The aim of this study was to develop pre-procedural intravascular ultrasound (IVUS)-based models for predicting the occurrence of stent underexpansion. Although post-stenting IVUS has been used to optimize percutaneous coronary intervention, there are no pre-procedural guidelines to estimate the degree of stent expansion and provide preemptive management before stent deployment. A total of 618 coronary lesions in 618 patients undergoing percutaneous coronary intervention were randomized into training and test sets in a 5:1 ratio. Following the coregistration of pre- and post-stenting IVUS images, the pre-procedural images and clinical information (stent diameter, length, and inflation pressure; balloon diameter; and maximal balloon pressure) were used to develop a regression model using a convolutional neural network to predict post-stenting stent area. To separate the frames with from those without the occurrence of underexpansion (stent area<5.5mm2), binary classification models (XGBoost) were developed.
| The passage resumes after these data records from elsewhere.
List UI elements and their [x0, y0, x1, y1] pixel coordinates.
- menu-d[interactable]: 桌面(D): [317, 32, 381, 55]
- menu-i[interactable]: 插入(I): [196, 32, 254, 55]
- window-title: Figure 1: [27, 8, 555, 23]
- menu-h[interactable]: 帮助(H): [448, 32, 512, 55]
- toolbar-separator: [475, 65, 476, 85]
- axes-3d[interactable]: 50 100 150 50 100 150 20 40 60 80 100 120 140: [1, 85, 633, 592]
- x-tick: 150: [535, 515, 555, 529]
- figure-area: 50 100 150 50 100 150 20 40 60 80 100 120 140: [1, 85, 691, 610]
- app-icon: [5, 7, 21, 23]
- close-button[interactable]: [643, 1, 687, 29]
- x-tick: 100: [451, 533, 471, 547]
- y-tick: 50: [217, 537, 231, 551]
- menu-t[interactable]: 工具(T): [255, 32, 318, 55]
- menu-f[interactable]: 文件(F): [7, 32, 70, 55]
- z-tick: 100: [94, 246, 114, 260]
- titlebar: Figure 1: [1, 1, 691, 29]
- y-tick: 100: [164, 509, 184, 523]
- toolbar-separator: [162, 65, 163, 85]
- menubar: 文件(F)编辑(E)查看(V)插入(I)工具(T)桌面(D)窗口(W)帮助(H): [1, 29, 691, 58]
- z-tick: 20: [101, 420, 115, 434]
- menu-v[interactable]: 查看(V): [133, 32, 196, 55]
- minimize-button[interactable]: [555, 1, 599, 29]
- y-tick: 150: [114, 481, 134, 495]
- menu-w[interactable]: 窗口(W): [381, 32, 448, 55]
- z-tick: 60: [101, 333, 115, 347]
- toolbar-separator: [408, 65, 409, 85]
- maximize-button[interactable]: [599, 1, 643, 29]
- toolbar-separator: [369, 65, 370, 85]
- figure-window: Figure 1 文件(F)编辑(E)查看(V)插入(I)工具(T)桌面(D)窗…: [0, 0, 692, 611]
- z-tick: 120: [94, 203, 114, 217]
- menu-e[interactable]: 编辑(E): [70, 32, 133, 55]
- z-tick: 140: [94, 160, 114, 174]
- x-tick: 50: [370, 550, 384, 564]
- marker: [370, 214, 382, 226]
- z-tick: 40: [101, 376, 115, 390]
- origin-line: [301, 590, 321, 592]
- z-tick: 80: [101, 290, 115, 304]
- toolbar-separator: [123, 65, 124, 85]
Overall, the frequency of stent underexpansion was 15% (5,209 of 34,736 frames). At the frame level, stent areas predicted by the pre-procedural IVUS-based regression model significantly correlated with those measured on post-stenting IVUS (r=0.802). To predict stent underexpansion, maximal accuracy of 94% (area under the curve=0.94) was achieved when the convolutional neural network- and mask image-derived features were used for the classification model. At the lesion level, there were significant correlations between predicted and measured minimal stent area (r=0.832) and between predicted and measured total stent volume (r=0.958). Deep-learning algorithms accurately predicted incomplete stent expansion. A data-driven approach may assist clinicians in making treatment decisions to avoid stent underexpansion as a preventable cause of stent failure.